‘No Time for Anger’ - A Reportage on Fukushima Two Years After the Triple Disaster
The date was set and the goal was clear. Two years after the triple catastrophe of the Tōhoku earthquake and tsunami followed by the Fukushima Daiichi nuclear disaster on March 1st, 2011, reporter Marcel Gyr, accompanied by freelance photographer Christoph Bangert and translator Mitsuhiro Shoji, returned to the affected region to cover the latest developments, in a reportage for the Swiss media outlet Neue Zürcher Zeitung (NZZ).
The Ara family, school director Mrs. Tamura, retired taxi driver Mr. Sato and fisherman Mr. Yoshikawa welcomed the trio and shared their experiences. It is their personal stories that we wanted to convey by optimally combining text, photography, video footage – and data. To accomplish this master task, the editorial team at NZZ knew right from the beginning that we needed the support of designers and coders to not only think through the long format of this story but also to implement our joint ideas in the digital environment. Thus, we teamed up with the Zurich based design studio Interactive Things.
During our team's travel to Japan, the rest of us in Zurich kicked-off the reporting on topics such as the number and geo-location of refugees, evacuation zones as well as radiation and its measurement. The reporting was challenging due to the fact that most of the material was only available in Japanese and did not come in most cases in a machine-readable format. The time difference between Japan and Switzerland hampered establishing contact with local administrative staff, university researchers and Tepco (Tokyo Electric Power Company) representatives. Additionally, once we received the data, we not only needed to re-format and ‘interview’ the datasets to discover and explore the story but also to question the data source itself, since the topic of nuclear energy has a vast range of stakeholders, all with their very own opinion. And, indeed, one of our hypotheses simply proved wrong during the research process.
We received data sets from the prefecture of Fukushima on the number of refugees and their current location for the years 2011 and 2012. We imagined that since this was a nuclear catastrophe people would flee from the region and wish to be as far away as possible. Yet, the numbers from the prefecture of Fukushima backed by researchers at the University of Gunma showed that the reality was quite different. The majority of people who fled actually stayed within the region of Fukushima. The visualisation below illustrates this finding.

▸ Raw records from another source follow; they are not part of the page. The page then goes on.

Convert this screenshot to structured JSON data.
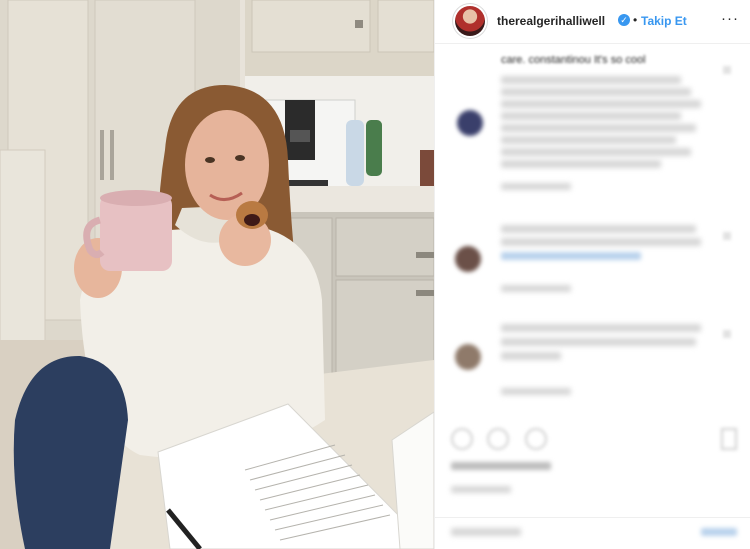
{
  "post": {
    "username": "therealgerihalliwell",
    "verified_icon": "verified-check-icon",
    "separator": "•",
    "follow_label": "Takip Et",
    "more_icon": "···",
    "caption_visible": "care. constantinou It's so cool"
  },
  "colors": {
    "link_blue": "#3897f0",
    "text": "#262626",
    "border": "#efefef"
  },
  "icons": [
    "heart-icon",
    "comment-icon",
    "share-icon",
    "bookmark-icon"
  ]
}
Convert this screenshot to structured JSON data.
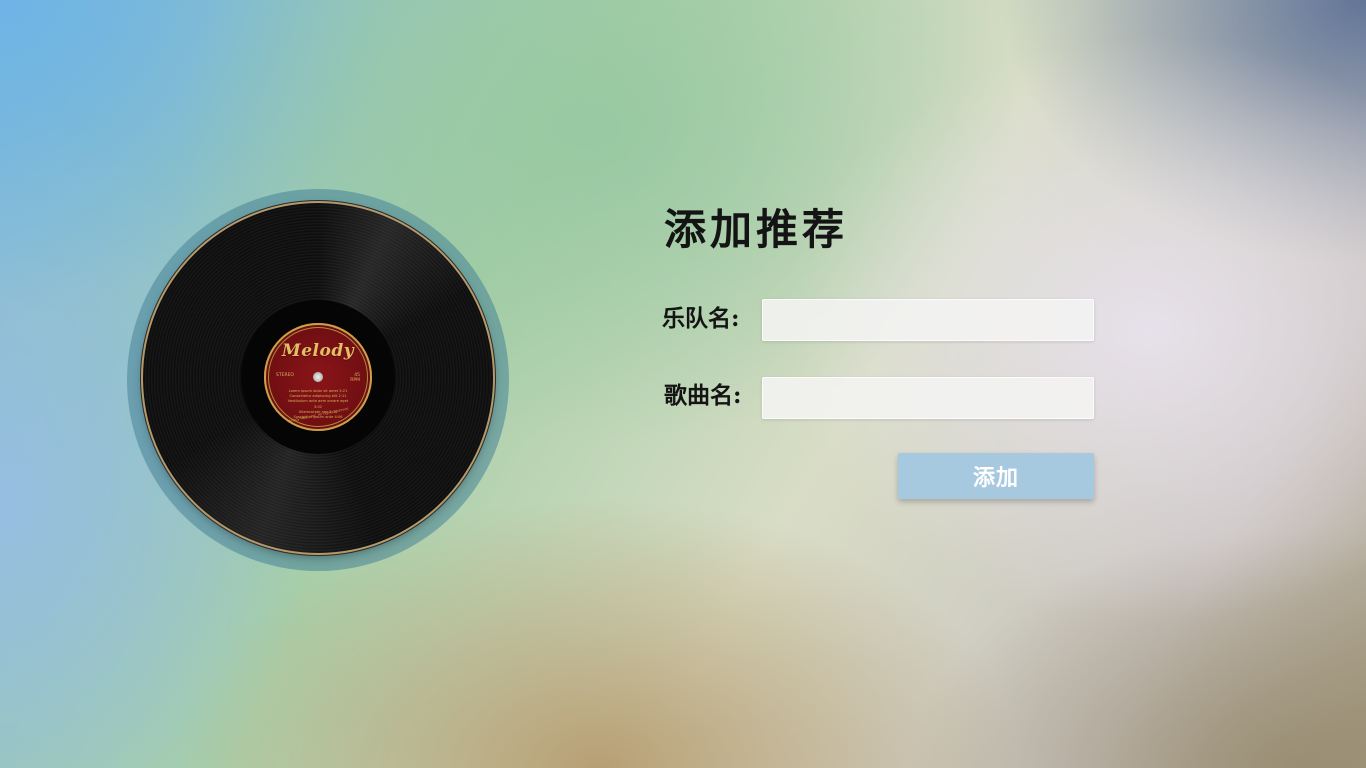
{
  "form": {
    "title": "添加推荐",
    "band_label": "乐队名:",
    "band_value": "",
    "song_label": "歌曲名:",
    "song_value": "",
    "submit_label": "添加"
  },
  "record": {
    "brand": "Melody",
    "label_left": "STEREO",
    "label_right_top": "45",
    "label_right_bottom": "RPM",
    "track_lines": [
      "Lorem ipsum dolor sit amet 3:21",
      "Consectetur adipiscing elit 2:11",
      "Vestibulum ante aem ornare eget 3:02",
      "Ullamcorper nec 2:30",
      "Suscipit in ipsum ante 4:06"
    ],
    "copyright": "Melody Music Inc. All rights reserved"
  },
  "colors": {
    "button_bg": "#a6c9e0",
    "label_red": "#8a1518",
    "label_gold": "#d8b45c"
  },
  "icons": [
    "vinyl-record-icon"
  ]
}
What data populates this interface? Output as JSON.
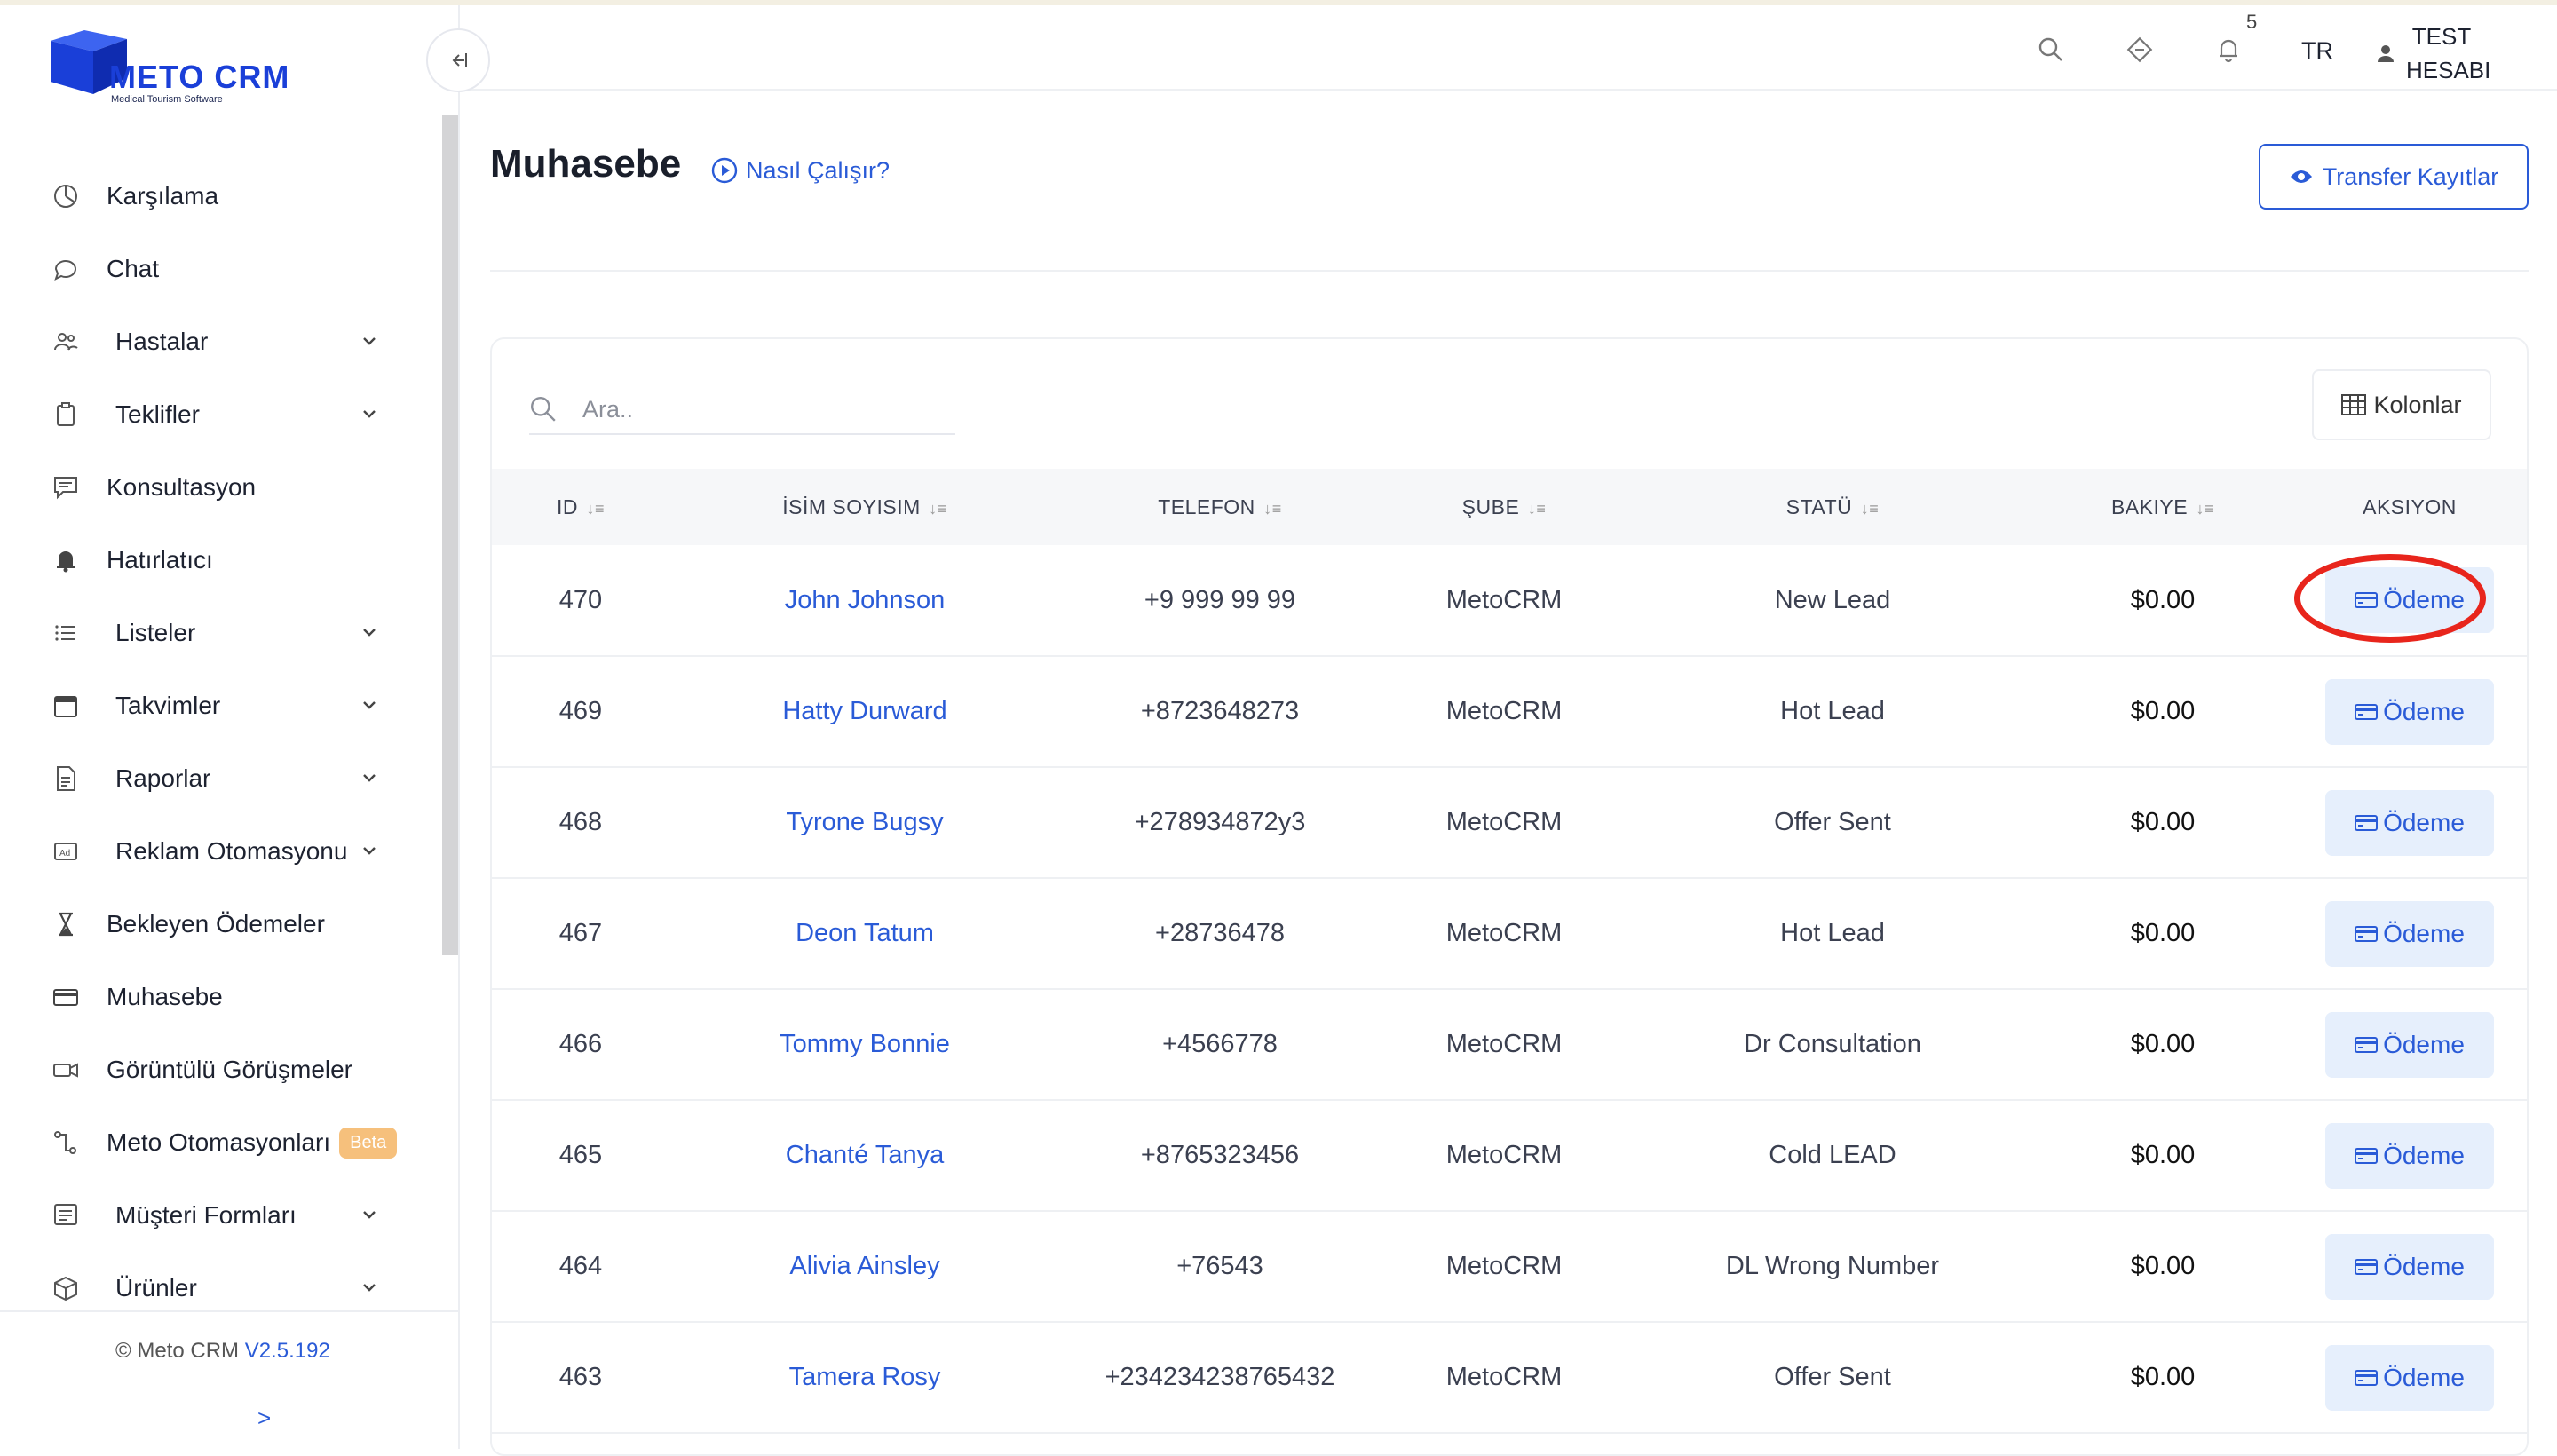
{
  "brand": {
    "name": "METO CRM",
    "tagline": "Medical Tourism Software"
  },
  "sidebar": {
    "items": [
      {
        "label": "Karşılama",
        "icon": "dashboard-icon",
        "has_children": false
      },
      {
        "label": "Chat",
        "icon": "chat-bubble-icon",
        "has_children": false
      },
      {
        "label": "Hastalar",
        "icon": "users-icon",
        "has_children": true
      },
      {
        "label": "Teklifler",
        "icon": "clipboard-icon",
        "has_children": true
      },
      {
        "label": "Konsultasyon",
        "icon": "message-icon",
        "has_children": false
      },
      {
        "label": "Hatırlatıcı",
        "icon": "bell-icon",
        "has_children": false
      },
      {
        "label": "Listeler",
        "icon": "list-icon",
        "has_children": true
      },
      {
        "label": "Takvimler",
        "icon": "calendar-icon",
        "has_children": true
      },
      {
        "label": "Raporlar",
        "icon": "report-icon",
        "has_children": true
      },
      {
        "label": "Reklam Otomasyonu",
        "icon": "ad-icon",
        "has_children": true
      },
      {
        "label": "Bekleyen Ödemeler",
        "icon": "hourglass-icon",
        "has_children": false
      },
      {
        "label": "Muhasebe",
        "icon": "credit-card-icon",
        "has_children": false
      },
      {
        "label": "Görüntülü Görüşmeler",
        "icon": "video-icon",
        "has_children": false
      },
      {
        "label": "Meto Otomasyonları",
        "icon": "automation-icon",
        "has_children": false,
        "badge": "Beta"
      },
      {
        "label": "Müşteri Formları",
        "icon": "form-icon",
        "has_children": true
      },
      {
        "label": "Ürünler",
        "icon": "box-icon",
        "has_children": true
      }
    ],
    "footer": {
      "copyright": "© Meto CRM",
      "version": "V2.5.192",
      "expand_label": ">"
    }
  },
  "header": {
    "notification_count": "5",
    "language": "TR",
    "user_line1": "TEST",
    "user_line2": "HESABI"
  },
  "page": {
    "title": "Muhasebe",
    "how_it_works": "Nasıl Çalışır?",
    "transfer_button": "Transfer Kayıtlar"
  },
  "table": {
    "search_placeholder": "Ara..",
    "columns_button": "Kolonlar",
    "headers": [
      "ID",
      "İSİM SOYISIM",
      "TELEFON",
      "ŞUBE",
      "STATÜ",
      "BAKIYE",
      "AKSIYON"
    ],
    "action_label": "Ödeme",
    "rows": [
      {
        "id": "470",
        "name": "John Johnson",
        "phone": "+9 999 99 99",
        "branch": "MetoCRM",
        "status": "New Lead",
        "balance": "$0.00"
      },
      {
        "id": "469",
        "name": "Hatty Durward",
        "phone": "+8723648273",
        "branch": "MetoCRM",
        "status": "Hot Lead",
        "balance": "$0.00"
      },
      {
        "id": "468",
        "name": "Tyrone Bugsy",
        "phone": "+278934872y3",
        "branch": "MetoCRM",
        "status": "Offer Sent",
        "balance": "$0.00"
      },
      {
        "id": "467",
        "name": "Deon Tatum",
        "phone": "+28736478",
        "branch": "MetoCRM",
        "status": "Hot Lead",
        "balance": "$0.00"
      },
      {
        "id": "466",
        "name": "Tommy Bonnie",
        "phone": "+4566778",
        "branch": "MetoCRM",
        "status": "Dr Consultation",
        "balance": "$0.00"
      },
      {
        "id": "465",
        "name": "Chanté Tanya",
        "phone": "+8765323456",
        "branch": "MetoCRM",
        "status": "Cold LEAD",
        "balance": "$0.00"
      },
      {
        "id": "464",
        "name": "Alivia Ainsley",
        "phone": "+76543",
        "branch": "MetoCRM",
        "status": "DL Wrong Number",
        "balance": "$0.00"
      },
      {
        "id": "463",
        "name": "Tamera Rosy",
        "phone": "+234234238765432",
        "branch": "MetoCRM",
        "status": "Offer Sent",
        "balance": "$0.00"
      }
    ]
  },
  "colors": {
    "accent": "#2a5bd7",
    "brand_blue": "#1a3fd8",
    "highlight": "#e8251c",
    "beta": "#f6c07c"
  }
}
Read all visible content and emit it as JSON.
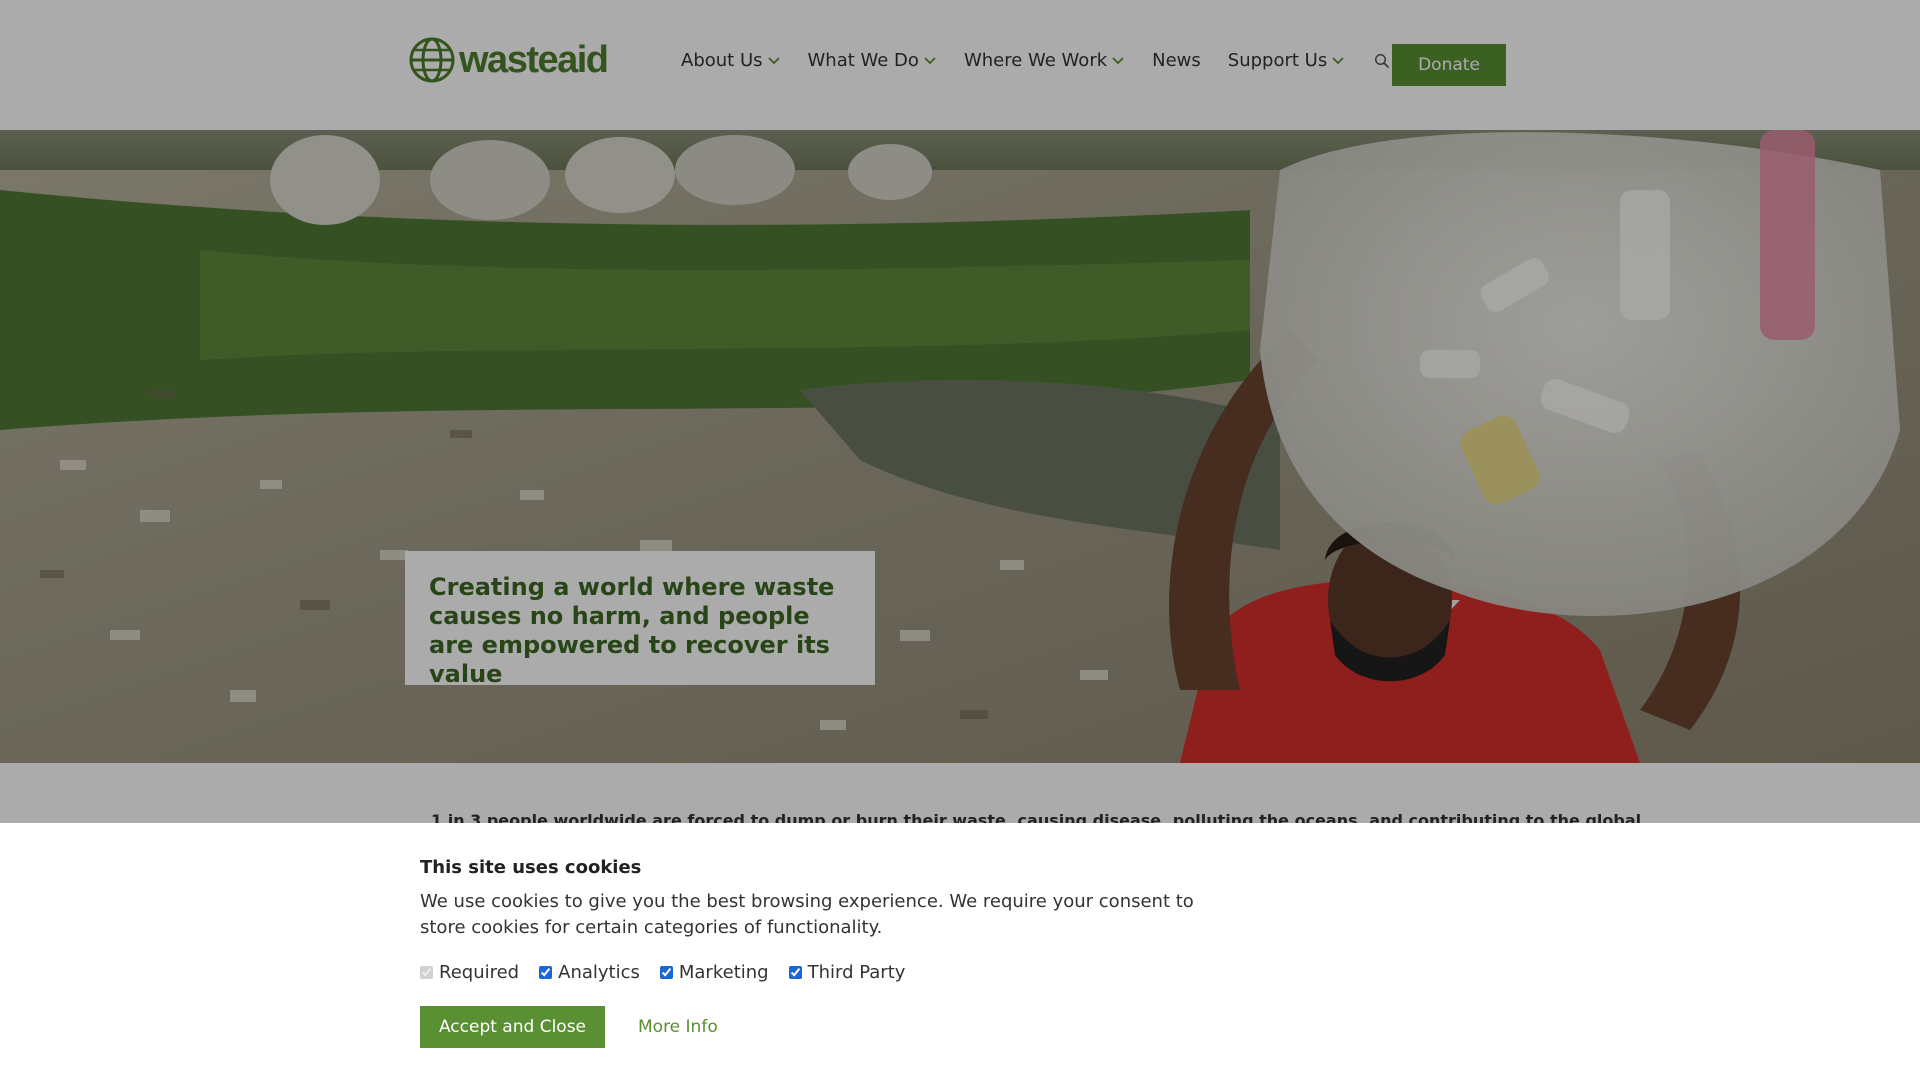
{
  "brand": {
    "logo_text": "wasteaid",
    "accent_color": "#5a8f34",
    "logo_icon": "globe-icon"
  },
  "nav": {
    "items": [
      {
        "label": "About Us",
        "has_dropdown": true
      },
      {
        "label": "What We Do",
        "has_dropdown": true
      },
      {
        "label": "Where We Work",
        "has_dropdown": true
      },
      {
        "label": "News",
        "has_dropdown": false
      },
      {
        "label": "Support Us",
        "has_dropdown": true
      }
    ],
    "search_icon": "search-icon",
    "donate_label": "Donate"
  },
  "hero": {
    "tagline": "Creating a world where waste causes no harm, and people are empowered to recover its value",
    "image_description_icon": "hero-photo"
  },
  "intro": {
    "text": "1 in 3 people worldwide are forced to dump or burn their waste, causing disease, polluting the oceans, and contributing to the global"
  },
  "cookie_banner": {
    "title": "This site uses cookies",
    "description": "We use cookies to give you the best browsing experience. We require your consent to store cookies for certain categories of functionality.",
    "options": [
      {
        "label": "Required",
        "checked": true,
        "disabled": true
      },
      {
        "label": "Analytics",
        "checked": true,
        "disabled": false
      },
      {
        "label": "Marketing",
        "checked": true,
        "disabled": false
      },
      {
        "label": "Third Party",
        "checked": true,
        "disabled": false
      }
    ],
    "accept_label": "Accept and Close",
    "more_info_label": "More Info"
  }
}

Number of refugees in the region of Fukushima for the years 2011 and 2012
Another important topic to cover was the measurement of radiation. For the data visualization explaining micro- and millisievert – the measuring unit for radiation levels, we used a grid of small animated GIFs. Each square represents the radiation level through small moving particles. The denser the particles are, the more radiation they symbolise. By using this visualisation technique, the user can start to get a feel of what these abstract values mean.
Heat map of radiation levels in Japan after the Fukushima disaster
The implementation of all the design details was done at the very end. An interactive web publication resulted from Fireworks mock-ups combined with text, photography and video footage. We focused on the reading experience and enhancing aspects of storytelling by using interactive features. The publication has a responsive UI which enables the user to read the content on various devices such as a smartphones, desktop browsers and tablets. The look and feel of the publication should convey a certain calmness and let the reader take his or her time when browsing it.
This work brought us both praise and criticism. But for us at NZZ and Interactive Things, it was an exciting journey over ten intense days. Additionally, this reportage led to a cooperation between NZZ and Interactive Things: NZZ Data. NZZ Data combines journalistic skills with design and coding to further support news reporting at the Swiss daily.